I spent a few hours yesterday going through the nutrition programs of elite athletes who compete in the CrossFit Games. And every single program, despite being created by different nutrition coaches, had only one non-protein food that was on every single plan. It wasn’t sweet potatoes–even though that was on most plans. And it wasn’t a dark leafy green veggie, which were actually absent from a number of plans. So what was it???
I guess I shouldn’t be too surprised–I remember my research for The Total Health and Fitness Makeover proved that bell peppers were certainly an underrated food. Bell peppers have long been known as an excellent source of vitamin C as well as being being packed full of carotenoids. Furthermore, my research on Alzheimer’s and other neuro-degenerative diseases has shown that bell peppers help to prevent the release of amyloid proteins. Amyloid proteins that build up around certain nerve cells have been linked to contributing to Alzheimer’s.
But lots of foods have vitamin C and carotenoids. And neuro-degenerative disease probably isn’t on most nutrition coaches’ minds when meal planning for CrossFit athletes. So why are all these elite athletes eating bell peppers?
My best guess to why so many athletes are eating bell peppers is the antioxidant benefits of bell pepper phytonutrients. There have been multiple studies that have shown such antioxidants have positive impact on immune health and exercise recovery. These are two areas that certainly elite athletes would care about. As you will see below, bell peppers are loaded with a wide variety of flavonoids, carotenoids, and other important phytonutrients:
Flavonoids are polyphenols found in plants. Flavonoids have significant antioxidant properties. Diets with a wide variety of flavonoids are thought to be linked to better metabolic function, lower rates of disease, and a healthier immune system. And a 2009 study found that flavonoids may have anti-inflammatory properties. I have included additional studies on polyphenols at the end of this post.
Carotenoids, like beta-carotene, are normally associated with eye-health and their cancer fighting properties but recent studies show that carotenoids also support cardiovascular health and our immune systems. At the bottom of this post I linked to a study showing the role of carotenoids in human health.
A wide variety of both flavonoids and carotenoids provide rich antioxidant properties that everyone, especially athletes, would want to include in their diets.
Antioxidant Benefits from Phytonutrients in Bell Peppers
- Hydroxycinnamic acid derivatives
- ferulic acid
- chlorogenic acid
- cinnamic acid
- coumaric acid
- Hydroxybenzoic acid derivatives
- gallic acid
Ok that is certainly a wide variety — I am sold. Bell peppers need to be in our nutrition plan. But are all bell peppers created equal?
Not All Bell Peppers Are the Same
Recent studies have found that organic bell peppers have greater concentrations of phytonutrients than non-organic bell peppers. So if you have the option, choose organic.
Also, in the world of veggies — color means something. A mix of yellow, orange, red, and green bell peppers will provide an excellent mix of phytonutrients. For those of you who read The Total Health and Fitness Makeover, you probably remember to try and have as much color on your plate as possible.

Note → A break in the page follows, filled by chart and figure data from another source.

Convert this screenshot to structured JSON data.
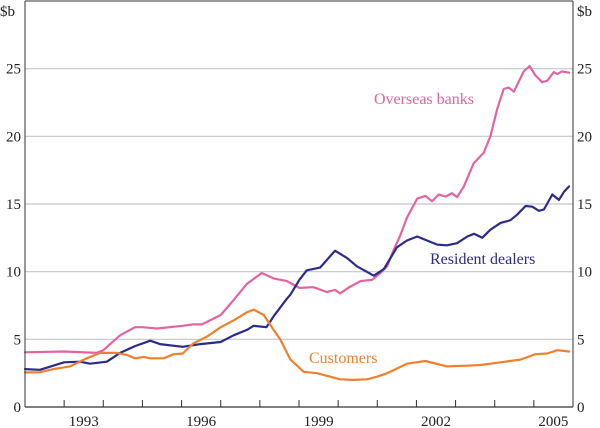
{
  "chart_data": {
    "type": "line",
    "unit_label_left": "$b",
    "unit_label_right": "$b",
    "xlim": [
      1992,
      2006
    ],
    "ylim": [
      0,
      30
    ],
    "yticks": [
      0,
      5,
      10,
      15,
      20,
      25
    ],
    "xtick_labels": [
      "1993",
      "1996",
      "1999",
      "2002",
      "2005"
    ],
    "grid": true,
    "series": [
      {
        "name": "Overseas banks",
        "color": "#e4649f",
        "points": [
          [
            1992.0,
            4.04
          ],
          [
            1993.0,
            4.1
          ],
          [
            1993.83,
            4.0
          ],
          [
            1994.0,
            4.2
          ],
          [
            1994.43,
            5.3
          ],
          [
            1994.81,
            5.9
          ],
          [
            1995.01,
            5.9
          ],
          [
            1995.37,
            5.8
          ],
          [
            1996.03,
            6.0
          ],
          [
            1996.3,
            6.1
          ],
          [
            1996.52,
            6.1
          ],
          [
            1997.0,
            6.8
          ],
          [
            1997.33,
            7.9
          ],
          [
            1997.67,
            9.1
          ],
          [
            1998.05,
            9.9
          ],
          [
            1998.35,
            9.5
          ],
          [
            1998.69,
            9.3
          ],
          [
            1999.01,
            8.8
          ],
          [
            1999.37,
            8.85
          ],
          [
            1999.71,
            8.5
          ],
          [
            1999.92,
            8.65
          ],
          [
            2000.05,
            8.4
          ],
          [
            2000.31,
            8.9
          ],
          [
            2000.57,
            9.3
          ],
          [
            2000.87,
            9.4
          ],
          [
            2001.08,
            9.9
          ],
          [
            2001.25,
            10.4
          ],
          [
            2001.42,
            11.6
          ],
          [
            2001.59,
            12.7
          ],
          [
            2001.76,
            14.0
          ],
          [
            2002.02,
            15.4
          ],
          [
            2002.23,
            15.6
          ],
          [
            2002.4,
            15.2
          ],
          [
            2002.57,
            15.7
          ],
          [
            2002.74,
            15.55
          ],
          [
            2002.91,
            15.8
          ],
          [
            2003.04,
            15.5
          ],
          [
            2003.21,
            16.3
          ],
          [
            2003.46,
            18.0
          ],
          [
            2003.72,
            18.8
          ],
          [
            2003.89,
            20.0
          ],
          [
            2004.06,
            22.0
          ],
          [
            2004.23,
            23.5
          ],
          [
            2004.36,
            23.6
          ],
          [
            2004.49,
            23.3
          ],
          [
            2004.74,
            24.8
          ],
          [
            2004.89,
            25.2
          ],
          [
            2005.04,
            24.5
          ],
          [
            2005.21,
            24.0
          ],
          [
            2005.34,
            24.1
          ],
          [
            2005.51,
            24.75
          ],
          [
            2005.6,
            24.6
          ],
          [
            2005.72,
            24.8
          ],
          [
            2005.9,
            24.7
          ]
        ]
      },
      {
        "name": "Resident dealers",
        "color": "#2b2b8e",
        "points": [
          [
            1992.0,
            2.8
          ],
          [
            1992.38,
            2.75
          ],
          [
            1993.0,
            3.3
          ],
          [
            1993.41,
            3.35
          ],
          [
            1993.66,
            3.2
          ],
          [
            1994.09,
            3.35
          ],
          [
            1994.43,
            4.0
          ],
          [
            1994.81,
            4.5
          ],
          [
            1995.2,
            4.9
          ],
          [
            1995.45,
            4.65
          ],
          [
            1996.03,
            4.45
          ],
          [
            1996.48,
            4.65
          ],
          [
            1997.0,
            4.8
          ],
          [
            1997.33,
            5.3
          ],
          [
            1997.67,
            5.7
          ],
          [
            1997.84,
            6.0
          ],
          [
            1998.17,
            5.9
          ],
          [
            1998.35,
            6.7
          ],
          [
            1998.69,
            8.0
          ],
          [
            1998.78,
            8.3
          ],
          [
            1999.01,
            9.4
          ],
          [
            1999.2,
            10.1
          ],
          [
            1999.54,
            10.3
          ],
          [
            1999.92,
            11.55
          ],
          [
            2000.23,
            11.0
          ],
          [
            2000.48,
            10.4
          ],
          [
            2000.91,
            9.7
          ],
          [
            2001.17,
            10.2
          ],
          [
            2001.5,
            11.8
          ],
          [
            2001.76,
            12.3
          ],
          [
            2002.02,
            12.6
          ],
          [
            2002.27,
            12.3
          ],
          [
            2002.53,
            12.0
          ],
          [
            2002.78,
            11.95
          ],
          [
            2003.04,
            12.1
          ],
          [
            2003.3,
            12.6
          ],
          [
            2003.47,
            12.8
          ],
          [
            2003.68,
            12.5
          ],
          [
            2003.89,
            13.1
          ],
          [
            2004.15,
            13.6
          ],
          [
            2004.4,
            13.8
          ],
          [
            2004.57,
            14.2
          ],
          [
            2004.79,
            14.85
          ],
          [
            2004.96,
            14.8
          ],
          [
            2005.13,
            14.5
          ],
          [
            2005.26,
            14.6
          ],
          [
            2005.47,
            15.7
          ],
          [
            2005.64,
            15.3
          ],
          [
            2005.77,
            15.9
          ],
          [
            2005.9,
            16.3
          ]
        ]
      },
      {
        "name": "Customers",
        "color": "#f0802f",
        "points": [
          [
            1992.0,
            2.55
          ],
          [
            1992.38,
            2.57
          ],
          [
            1992.72,
            2.8
          ],
          [
            1993.15,
            3.0
          ],
          [
            1993.58,
            3.6
          ],
          [
            1993.92,
            4.0
          ],
          [
            1994.35,
            4.0
          ],
          [
            1994.6,
            3.85
          ],
          [
            1994.81,
            3.6
          ],
          [
            1995.03,
            3.7
          ],
          [
            1995.2,
            3.6
          ],
          [
            1995.54,
            3.6
          ],
          [
            1995.8,
            3.9
          ],
          [
            1996.03,
            3.95
          ],
          [
            1996.3,
            4.7
          ],
          [
            1996.65,
            5.2
          ],
          [
            1997.0,
            5.9
          ],
          [
            1997.33,
            6.4
          ],
          [
            1997.67,
            7.0
          ],
          [
            1997.84,
            7.2
          ],
          [
            1998.1,
            6.8
          ],
          [
            1998.35,
            5.7
          ],
          [
            1998.52,
            5.0
          ],
          [
            1998.78,
            3.5
          ],
          [
            1999.12,
            2.6
          ],
          [
            1999.46,
            2.5
          ],
          [
            2000.05,
            2.05
          ],
          [
            2000.4,
            2.0
          ],
          [
            2000.74,
            2.05
          ],
          [
            2001.0,
            2.25
          ],
          [
            2001.25,
            2.5
          ],
          [
            2001.76,
            3.2
          ],
          [
            2002.23,
            3.4
          ],
          [
            2002.78,
            3.0
          ],
          [
            2003.3,
            3.05
          ],
          [
            2003.64,
            3.1
          ],
          [
            2004.15,
            3.3
          ],
          [
            2004.66,
            3.5
          ],
          [
            2005.04,
            3.9
          ],
          [
            2005.34,
            3.95
          ],
          [
            2005.6,
            4.2
          ],
          [
            2005.9,
            4.1
          ]
        ]
      }
    ]
  }
}
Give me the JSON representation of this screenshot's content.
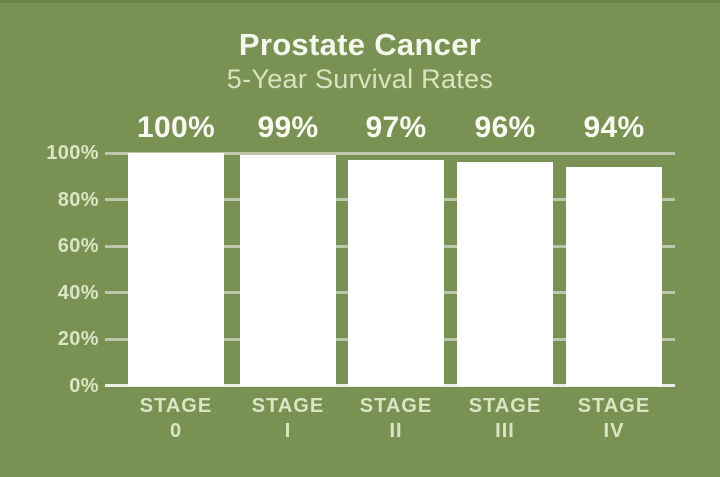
{
  "chart_data": {
    "type": "bar",
    "title": "Prostate Cancer",
    "subtitle": "5-Year Survival Rates",
    "xlabel": "",
    "ylabel": "",
    "categories": [
      "STAGE 0",
      "STAGE I",
      "STAGE II",
      "STAGE III",
      "STAGE IV"
    ],
    "category_lines": [
      {
        "line1": "STAGE",
        "line2": "0"
      },
      {
        "line1": "STAGE",
        "line2": "I"
      },
      {
        "line1": "STAGE",
        "line2": "II"
      },
      {
        "line1": "STAGE",
        "line2": "III"
      },
      {
        "line1": "STAGE",
        "line2": "IV"
      }
    ],
    "values": [
      100,
      99,
      97,
      96,
      94
    ],
    "value_labels": [
      "100%",
      "99%",
      "97%",
      "96%",
      "94%"
    ],
    "unit": "%",
    "ylim": [
      0,
      100
    ],
    "y_ticks": [
      {
        "value": 100,
        "label": "100%"
      },
      {
        "value": 80,
        "label": "80%"
      },
      {
        "value": 60,
        "label": "60%"
      },
      {
        "value": 40,
        "label": "40%"
      },
      {
        "value": 20,
        "label": "20%"
      },
      {
        "value": 0,
        "label": "0%"
      }
    ],
    "grid": true,
    "legend": false,
    "value_labels_position": "above-bars"
  },
  "colors": {
    "background": "#7a9154",
    "top_edge_shade": "rgba(0,0,0,0.10)",
    "bar_fill": "#ffffff",
    "title_text": "#f4f7ec",
    "subtitle_text": "#d8e4c0",
    "axis_text": "#d9e6c3",
    "value_label_text": "#f8faf2",
    "gridline": "rgba(255,255,255,0.5)",
    "baseline": "rgba(255,255,255,0.85)"
  }
}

A recent study of yellow and red bell peppers found that yellow bell peppers had the greatest total carotenoid content but that red bell peppers had greater amounts of two specific carotenoids — lutein (nicknamed the eye vitamin) and beta-carotene, both important antioxidants for your eyes. And green bell peppers were the number two rated source of vitamin C of all foods, second only to papaya. I don’t know about your grocery store, but green bell peppers are way easier to find than papaya.
Here is an amazing protein packed recipe for you:
- 6 bell peppers of varying colors (choose peppers that sit upright)
- 1.5 pounds of ground beef
- 7 ounces of Mexican style hot tomato sauce (available in most grocery stores)
- 6 ounces of your favorite marinara sauce
- 1.5 cups of quinoa
- 1 bunch of green onions
- Pre-heat oven to 350 degrees
- Put the quinoa in a sauce pan, cover with water, bring to a boil, let simmer for 12 minutes
- Brown the ground beef (I added the white parts (chopped) of the green onions but this is optional)
- Cut the tops off the bell peppers and remove the insides and all seeds
- Chop the green onions
- In a large bowl, mix the quinoa, beef, both tomato sauces, and most of the chopped green onions (leave some for garnish)
- Stuff the peppers with the above mixture
- Put peppers in a baking dish and bake for 20-25 minutes (ovens may vary so check after 15 minutes)
- You could make this non-spicy by replacing the Mexican style hot sauce with regular marinara sauce.